É uma pergunta que, em geral, recebe uma resposta ponderada de climatologistas: existe uma variabilidade natural do clima de um ano para o outro, mas as mudanças climáticas devem tornar os extremos como estes cada vez mais frequentes.
Frente à nova onda de calor, um grupo de pesquisadores europeus fez uma força-tarefa para buscar atribuições ao que está acontecendo especialmente no norte do continente. O resultados foram lançados na manhã desta sexta-feira, 27.
De acordo com as estimativas deles, a probabilidade de ocorrência de ondas de calor como essa de agora ou até piores é mais de duas vezes maior hoje por causa das mudanças climáticas do que seria se a humanidade não tivesse alterado o clima.

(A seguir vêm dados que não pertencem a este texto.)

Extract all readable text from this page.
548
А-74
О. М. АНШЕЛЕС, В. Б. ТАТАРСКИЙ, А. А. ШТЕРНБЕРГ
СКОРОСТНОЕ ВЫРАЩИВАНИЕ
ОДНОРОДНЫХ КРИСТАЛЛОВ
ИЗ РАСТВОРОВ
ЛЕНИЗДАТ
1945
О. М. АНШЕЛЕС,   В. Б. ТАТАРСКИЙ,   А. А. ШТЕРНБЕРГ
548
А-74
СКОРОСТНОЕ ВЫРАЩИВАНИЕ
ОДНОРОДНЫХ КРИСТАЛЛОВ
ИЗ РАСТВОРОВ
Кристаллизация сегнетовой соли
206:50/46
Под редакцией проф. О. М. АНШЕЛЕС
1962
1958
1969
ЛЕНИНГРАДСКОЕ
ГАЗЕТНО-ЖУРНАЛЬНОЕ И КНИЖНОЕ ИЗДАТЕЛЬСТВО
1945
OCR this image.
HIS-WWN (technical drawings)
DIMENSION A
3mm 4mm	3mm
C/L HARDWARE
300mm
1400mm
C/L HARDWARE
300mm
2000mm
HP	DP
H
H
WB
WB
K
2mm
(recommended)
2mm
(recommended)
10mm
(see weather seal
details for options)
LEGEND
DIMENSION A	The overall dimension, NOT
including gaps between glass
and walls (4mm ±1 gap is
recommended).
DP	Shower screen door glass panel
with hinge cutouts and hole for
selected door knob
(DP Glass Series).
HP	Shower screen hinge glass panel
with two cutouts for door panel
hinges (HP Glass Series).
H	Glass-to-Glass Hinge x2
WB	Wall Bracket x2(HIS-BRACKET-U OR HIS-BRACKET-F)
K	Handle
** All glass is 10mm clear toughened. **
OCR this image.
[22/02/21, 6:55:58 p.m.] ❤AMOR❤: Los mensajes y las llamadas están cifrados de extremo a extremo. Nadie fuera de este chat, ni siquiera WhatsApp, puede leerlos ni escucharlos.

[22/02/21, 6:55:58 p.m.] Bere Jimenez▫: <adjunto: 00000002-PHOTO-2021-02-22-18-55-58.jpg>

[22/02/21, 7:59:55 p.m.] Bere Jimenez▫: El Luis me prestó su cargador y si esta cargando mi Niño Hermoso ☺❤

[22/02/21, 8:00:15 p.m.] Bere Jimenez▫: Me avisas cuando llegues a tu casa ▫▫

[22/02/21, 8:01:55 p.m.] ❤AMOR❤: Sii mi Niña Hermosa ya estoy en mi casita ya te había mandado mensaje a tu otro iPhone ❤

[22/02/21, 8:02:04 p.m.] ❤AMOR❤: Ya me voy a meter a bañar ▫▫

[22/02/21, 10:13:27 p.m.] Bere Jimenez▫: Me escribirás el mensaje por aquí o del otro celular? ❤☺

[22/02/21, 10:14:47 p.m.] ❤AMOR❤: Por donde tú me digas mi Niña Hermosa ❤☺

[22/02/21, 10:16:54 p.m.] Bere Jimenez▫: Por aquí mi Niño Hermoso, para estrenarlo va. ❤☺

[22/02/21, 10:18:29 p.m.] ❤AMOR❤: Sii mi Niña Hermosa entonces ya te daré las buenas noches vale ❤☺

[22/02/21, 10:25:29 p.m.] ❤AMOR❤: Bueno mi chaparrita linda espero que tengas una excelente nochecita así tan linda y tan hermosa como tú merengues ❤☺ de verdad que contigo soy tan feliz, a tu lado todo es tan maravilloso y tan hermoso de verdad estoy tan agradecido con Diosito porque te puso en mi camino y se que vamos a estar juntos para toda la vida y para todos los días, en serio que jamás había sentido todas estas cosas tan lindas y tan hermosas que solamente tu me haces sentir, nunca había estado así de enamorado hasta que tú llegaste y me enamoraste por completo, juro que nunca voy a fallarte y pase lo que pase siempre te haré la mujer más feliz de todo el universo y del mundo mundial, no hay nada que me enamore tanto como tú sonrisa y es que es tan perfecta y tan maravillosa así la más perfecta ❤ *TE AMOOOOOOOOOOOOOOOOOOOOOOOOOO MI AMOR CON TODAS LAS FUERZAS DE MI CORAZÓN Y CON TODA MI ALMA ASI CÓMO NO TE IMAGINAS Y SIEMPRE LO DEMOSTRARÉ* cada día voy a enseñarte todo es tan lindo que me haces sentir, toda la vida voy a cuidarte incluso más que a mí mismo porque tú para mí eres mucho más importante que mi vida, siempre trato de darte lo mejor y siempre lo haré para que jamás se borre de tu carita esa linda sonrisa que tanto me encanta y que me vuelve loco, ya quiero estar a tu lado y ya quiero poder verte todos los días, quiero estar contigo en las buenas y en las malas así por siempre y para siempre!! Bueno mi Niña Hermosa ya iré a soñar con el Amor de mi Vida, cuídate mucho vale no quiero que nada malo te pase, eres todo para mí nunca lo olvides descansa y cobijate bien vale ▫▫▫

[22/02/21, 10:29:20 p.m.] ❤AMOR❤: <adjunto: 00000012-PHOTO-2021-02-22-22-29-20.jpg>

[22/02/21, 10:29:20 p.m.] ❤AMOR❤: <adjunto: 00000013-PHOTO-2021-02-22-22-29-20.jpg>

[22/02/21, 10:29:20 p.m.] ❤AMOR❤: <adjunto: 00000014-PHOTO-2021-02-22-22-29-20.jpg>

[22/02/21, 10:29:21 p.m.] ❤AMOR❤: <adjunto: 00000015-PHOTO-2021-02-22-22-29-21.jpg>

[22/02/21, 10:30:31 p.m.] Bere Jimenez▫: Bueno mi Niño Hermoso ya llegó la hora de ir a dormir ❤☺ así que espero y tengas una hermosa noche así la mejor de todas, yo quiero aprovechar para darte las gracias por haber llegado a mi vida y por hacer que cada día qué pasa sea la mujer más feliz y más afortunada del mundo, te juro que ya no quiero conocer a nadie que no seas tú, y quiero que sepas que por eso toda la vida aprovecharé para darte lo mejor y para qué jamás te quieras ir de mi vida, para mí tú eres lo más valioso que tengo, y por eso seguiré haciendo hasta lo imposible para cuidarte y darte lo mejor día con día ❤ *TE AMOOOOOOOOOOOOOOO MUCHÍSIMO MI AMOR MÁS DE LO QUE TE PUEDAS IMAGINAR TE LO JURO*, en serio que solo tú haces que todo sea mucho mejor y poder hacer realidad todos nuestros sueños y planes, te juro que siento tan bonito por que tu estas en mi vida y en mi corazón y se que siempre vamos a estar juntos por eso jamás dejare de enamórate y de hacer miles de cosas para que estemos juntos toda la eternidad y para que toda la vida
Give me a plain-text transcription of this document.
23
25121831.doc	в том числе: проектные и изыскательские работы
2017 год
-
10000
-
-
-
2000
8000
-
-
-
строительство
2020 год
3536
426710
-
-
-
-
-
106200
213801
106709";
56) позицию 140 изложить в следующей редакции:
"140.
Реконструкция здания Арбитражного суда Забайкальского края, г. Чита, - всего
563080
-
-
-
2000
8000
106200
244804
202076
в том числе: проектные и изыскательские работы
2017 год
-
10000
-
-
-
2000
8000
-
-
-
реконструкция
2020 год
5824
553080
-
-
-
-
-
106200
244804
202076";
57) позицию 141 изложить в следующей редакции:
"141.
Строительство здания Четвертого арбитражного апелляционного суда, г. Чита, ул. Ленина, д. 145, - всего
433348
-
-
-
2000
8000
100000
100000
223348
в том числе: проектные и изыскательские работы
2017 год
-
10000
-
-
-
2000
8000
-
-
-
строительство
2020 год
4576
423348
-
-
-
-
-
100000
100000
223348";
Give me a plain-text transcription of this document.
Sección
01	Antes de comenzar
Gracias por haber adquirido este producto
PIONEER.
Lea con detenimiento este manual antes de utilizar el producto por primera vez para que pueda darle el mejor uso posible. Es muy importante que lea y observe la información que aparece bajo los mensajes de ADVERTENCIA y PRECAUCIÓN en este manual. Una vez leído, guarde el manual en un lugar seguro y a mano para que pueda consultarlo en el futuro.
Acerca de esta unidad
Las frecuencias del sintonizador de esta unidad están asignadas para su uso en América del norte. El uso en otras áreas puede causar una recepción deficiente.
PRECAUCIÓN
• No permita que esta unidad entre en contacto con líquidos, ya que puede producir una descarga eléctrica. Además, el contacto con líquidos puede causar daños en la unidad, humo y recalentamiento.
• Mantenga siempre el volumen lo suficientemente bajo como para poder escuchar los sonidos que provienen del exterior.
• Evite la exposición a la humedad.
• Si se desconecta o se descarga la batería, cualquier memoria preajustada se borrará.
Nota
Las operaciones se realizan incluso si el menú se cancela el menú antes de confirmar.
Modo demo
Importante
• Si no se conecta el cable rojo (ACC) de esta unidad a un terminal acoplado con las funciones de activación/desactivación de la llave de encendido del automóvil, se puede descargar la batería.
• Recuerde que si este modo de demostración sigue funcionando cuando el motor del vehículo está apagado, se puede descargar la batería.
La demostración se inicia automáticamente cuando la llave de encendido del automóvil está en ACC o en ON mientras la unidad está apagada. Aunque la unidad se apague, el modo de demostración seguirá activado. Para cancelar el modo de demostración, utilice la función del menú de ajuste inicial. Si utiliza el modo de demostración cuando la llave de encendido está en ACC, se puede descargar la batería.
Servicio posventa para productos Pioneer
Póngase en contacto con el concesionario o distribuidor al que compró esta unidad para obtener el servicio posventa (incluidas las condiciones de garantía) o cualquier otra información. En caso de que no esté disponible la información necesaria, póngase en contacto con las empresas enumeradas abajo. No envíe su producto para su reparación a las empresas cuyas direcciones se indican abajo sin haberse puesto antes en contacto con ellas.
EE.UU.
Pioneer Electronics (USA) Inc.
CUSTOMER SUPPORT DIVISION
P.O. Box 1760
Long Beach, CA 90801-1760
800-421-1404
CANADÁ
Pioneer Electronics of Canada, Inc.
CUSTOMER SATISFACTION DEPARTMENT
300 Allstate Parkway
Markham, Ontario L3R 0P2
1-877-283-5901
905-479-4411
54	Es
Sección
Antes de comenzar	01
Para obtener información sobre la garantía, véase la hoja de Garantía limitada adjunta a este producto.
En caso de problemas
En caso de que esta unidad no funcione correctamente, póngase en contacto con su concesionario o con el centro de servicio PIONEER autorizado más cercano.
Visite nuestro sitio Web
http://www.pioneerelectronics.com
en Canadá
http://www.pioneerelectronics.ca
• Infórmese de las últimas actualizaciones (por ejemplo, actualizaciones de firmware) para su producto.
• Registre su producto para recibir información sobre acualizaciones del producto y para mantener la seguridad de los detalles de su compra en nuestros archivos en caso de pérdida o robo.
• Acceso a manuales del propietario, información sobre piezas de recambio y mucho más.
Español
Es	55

“A lógica que a mudança climática segue é inevitável – o mundo está se tornando mais quente, e ondas de calor como essa estão se tornando mais comuns”, disse Friederike Otto, vice-diretor do Instituto de Mudança Ambiental da Universidade de Oxford, em comunicado à imprensa.
“O que antes era visto como um clima excepcionalmente quente se tornará comum. Em alguns casos, já aconteceu. É algo para o qual a sociedade pode e deve se preparar – mas também não há dúvida de que podemos e devemos restringir a crescente probabilidade de todos os tipos de eventos climáticos extremos, limitando as emissões de gases de efeito estufa da forma mais rápida possível”, complementou.